The details of the Kerry-Boxer bill published today - the Clean Energy Jobs and American Power Act – are important, of course. Senator John Kerry’s website has a wealth of explanatory material, including a useful summary and the full text of the 821-page bill. The central features, as expected, are a 20 per cent carbon dioxide emissions cut by 2020, and a cap and trade scheme for emissions, rebadged as a “pollution reduction and investment” programme.

Arguably even more important, though, is the bill’s timing. If the Senate has passed, or come close to passing, a bill to cut carbon dioxide emissions by the time of the Copenhagen climate meeting in December – now just over two months away – the chances of success at that meeting will be greatly increased.

Passing the bill will clearly not be easy. President Obama, who backed the bill today, appeared to be preparing for failure last week, when he privately told other leaders at the G20 summit in Pittsburgh that the Copenhagen talks were not “make or break” for the fight to avert the threat of climate change.

It was Bill Clinton’s failure to take Congress with him that damned the Kyoto agreement to failure. If Barack Obama can go to Copenhagen with the realistic prospect that the US will agree to cut its emissions by 20 per cent from 2005 levels by 2020, and by 80 per cent by 2050, as the Kerry-Boxer bill demands, that will strengthen enormously his ability to make a deal. The more genuine the US commitment to emissions reductions, the better will be the chances of getting China, India and other important emerging economies to sign up to significant curbs on their emissions.

On that score, there were some encouraging signs today. Harry Reid, the Senate majority leader, was reported as agreeing with the suggestion that the Senate was on track to pass a climate bill before the Copenhagen talks. Nancy Pelosi, the House speaker, issued a statement saying she looked forward to “working with my Senate colleagues to deliver to the President a comprehensive clean energy and climate bill as soon as possible to ensure the success of the Copenhagen negotiations.”
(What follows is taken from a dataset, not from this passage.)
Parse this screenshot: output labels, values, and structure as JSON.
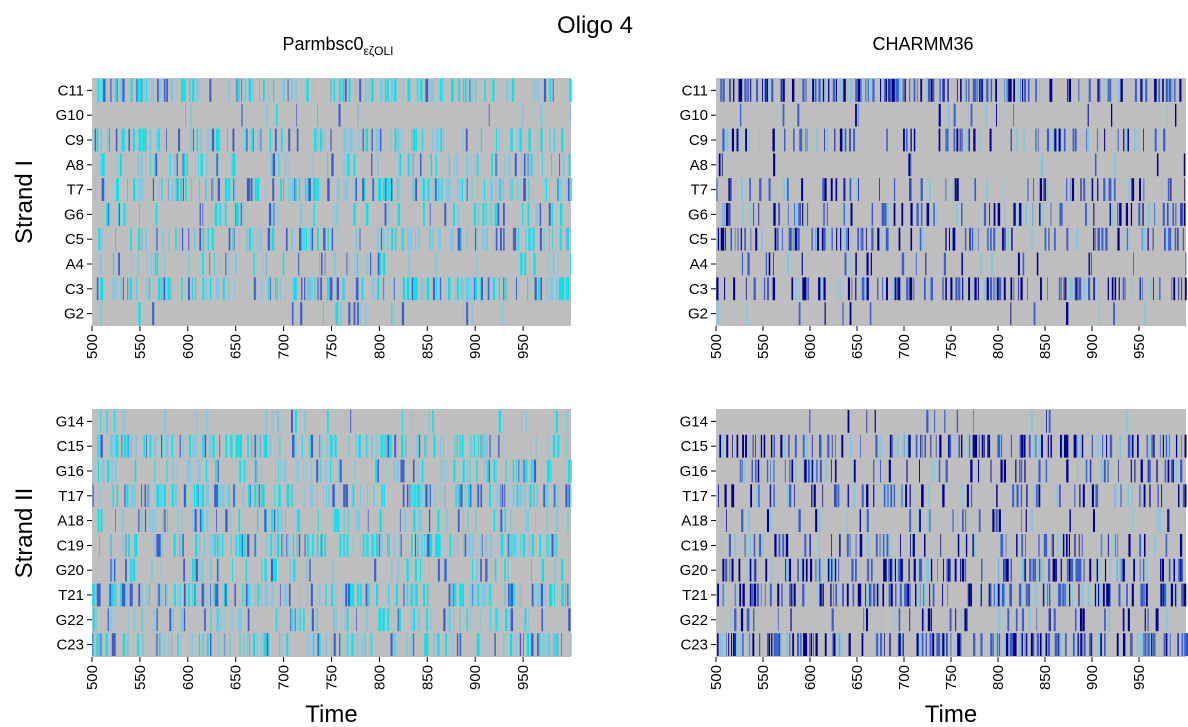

Most Washington observers have been sceptical about the chances of climate and energy legislation passing before the end of the year, particularly because of the hard pounding over president Obama’s plans for healthcare reform. That is probably still the way the smart money would bet. The excitement generated by the bill’s launch, with its messages of support from leading advocates of the fight against climate change such as Michael Bloomberg and the CEOs of Duke Energy and Exelon, will soon fade. But even so, the chances of the US playing a serious role at Copenhagen, and hence the chances of a real agreement being reached, look a little brighter today.